Girls were also found to be struggling more than their male peers in regards to school closures, exam cancellations and not being able to see friends.
And 89% of the children survey said they were worried to some extend about coronavirus in general.
Chief executive at The Children’s Society Mark Russell said: “Children’s lives have been turned upside down by the coronavirus crisis and these worrying findings suggest it has already harmed the happiness and well-being of many young people.
“They have been left unable to attend school or see friends and relatives, while at the same time being trapped at home with parents and siblings who may have their own worries and anxieties about the situation.
“Even before the pandemic, children’s happiness with life was at its lowest for a decade and we know there is a link between low well-being and mental health conditions like anxiety and depression.

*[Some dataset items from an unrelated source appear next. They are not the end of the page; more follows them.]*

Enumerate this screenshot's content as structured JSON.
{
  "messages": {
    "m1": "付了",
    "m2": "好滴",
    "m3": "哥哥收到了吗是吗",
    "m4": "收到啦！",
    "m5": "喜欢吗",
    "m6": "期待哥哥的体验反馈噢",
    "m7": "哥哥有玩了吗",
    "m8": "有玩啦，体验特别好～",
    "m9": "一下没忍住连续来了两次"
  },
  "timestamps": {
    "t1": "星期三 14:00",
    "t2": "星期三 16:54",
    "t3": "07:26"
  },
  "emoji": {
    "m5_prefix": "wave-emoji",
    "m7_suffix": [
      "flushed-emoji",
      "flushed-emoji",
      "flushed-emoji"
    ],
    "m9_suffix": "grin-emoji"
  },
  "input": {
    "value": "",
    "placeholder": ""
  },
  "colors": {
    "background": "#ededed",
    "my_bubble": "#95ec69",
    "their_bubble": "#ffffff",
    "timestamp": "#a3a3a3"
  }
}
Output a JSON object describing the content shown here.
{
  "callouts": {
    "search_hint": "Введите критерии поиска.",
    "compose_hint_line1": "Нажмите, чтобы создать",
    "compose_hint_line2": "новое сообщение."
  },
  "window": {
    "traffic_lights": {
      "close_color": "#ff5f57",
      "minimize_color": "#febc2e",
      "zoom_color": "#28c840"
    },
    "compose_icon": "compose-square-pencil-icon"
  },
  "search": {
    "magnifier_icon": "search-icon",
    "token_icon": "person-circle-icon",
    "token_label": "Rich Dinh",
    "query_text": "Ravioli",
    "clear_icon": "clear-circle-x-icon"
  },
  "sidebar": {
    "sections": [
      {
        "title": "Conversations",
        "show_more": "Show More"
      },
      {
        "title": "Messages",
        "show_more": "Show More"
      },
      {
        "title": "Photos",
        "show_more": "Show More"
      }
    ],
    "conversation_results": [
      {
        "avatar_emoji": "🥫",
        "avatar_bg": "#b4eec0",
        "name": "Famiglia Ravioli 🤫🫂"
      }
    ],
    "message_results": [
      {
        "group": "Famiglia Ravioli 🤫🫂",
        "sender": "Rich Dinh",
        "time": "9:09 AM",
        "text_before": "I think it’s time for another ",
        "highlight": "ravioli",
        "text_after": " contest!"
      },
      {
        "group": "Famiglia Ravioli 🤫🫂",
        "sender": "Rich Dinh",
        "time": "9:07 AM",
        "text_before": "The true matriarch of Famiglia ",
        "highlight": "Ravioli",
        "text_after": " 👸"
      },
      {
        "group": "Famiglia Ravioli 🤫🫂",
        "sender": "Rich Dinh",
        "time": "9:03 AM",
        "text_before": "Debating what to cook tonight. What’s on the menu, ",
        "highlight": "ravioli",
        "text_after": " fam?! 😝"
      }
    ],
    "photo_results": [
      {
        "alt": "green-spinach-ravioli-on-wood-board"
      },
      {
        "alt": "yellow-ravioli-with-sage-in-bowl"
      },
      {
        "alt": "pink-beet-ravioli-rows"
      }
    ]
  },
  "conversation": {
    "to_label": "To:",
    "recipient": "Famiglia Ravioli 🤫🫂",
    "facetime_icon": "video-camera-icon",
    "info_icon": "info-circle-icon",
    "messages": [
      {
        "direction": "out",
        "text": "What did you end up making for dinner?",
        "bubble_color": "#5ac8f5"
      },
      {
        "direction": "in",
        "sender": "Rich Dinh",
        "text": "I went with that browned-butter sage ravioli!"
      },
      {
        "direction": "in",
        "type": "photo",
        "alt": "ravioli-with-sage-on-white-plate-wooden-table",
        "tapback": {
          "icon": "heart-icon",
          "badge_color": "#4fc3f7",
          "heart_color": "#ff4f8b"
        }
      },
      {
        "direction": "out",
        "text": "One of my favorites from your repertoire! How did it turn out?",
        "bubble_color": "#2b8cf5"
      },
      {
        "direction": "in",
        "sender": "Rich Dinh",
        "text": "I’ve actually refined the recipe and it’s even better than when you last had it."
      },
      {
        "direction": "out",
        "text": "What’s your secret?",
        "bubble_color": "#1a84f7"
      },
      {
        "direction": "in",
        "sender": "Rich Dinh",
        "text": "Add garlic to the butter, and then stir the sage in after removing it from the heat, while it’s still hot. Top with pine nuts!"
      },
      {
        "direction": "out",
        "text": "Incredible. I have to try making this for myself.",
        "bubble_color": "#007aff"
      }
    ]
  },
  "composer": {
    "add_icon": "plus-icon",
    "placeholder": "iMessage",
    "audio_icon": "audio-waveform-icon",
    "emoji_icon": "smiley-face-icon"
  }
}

And he added: “Urgent action is needed now as we recover from coronavirus to reset how we support children’s well-being and prevent this crisis harming a whole generation of young people.
“That must mean introducing measurement of children’s well-being, support as they return to school, a properly funded early intervention strategy and better financial support for low-income families.”
Also responding to the survey, Andrew Fellowes, Associate Head of Policy at the NSPCC, said: “This research shows the very real impact that the coronavirus lockdown is having on children today and exposes why young people’s recovery needs to be prioritised alongside health and the economy.
“We know from calls to Childline that more, and often younger, children are struggling with their emotional wellbeing while our Helpline has seen a surge in concerns about young people facing abuse behind closed doors.
He agreed that "an ambitious recovery plan" was needed to prevent "generation of children becoming the long-term victims of the pandemic".
"This must include equipping teachers with the tools to support pupils when they return to school and ensuring children’s services have the capacity to deal with a likely surge in young people needing help," Mr Fellowes added.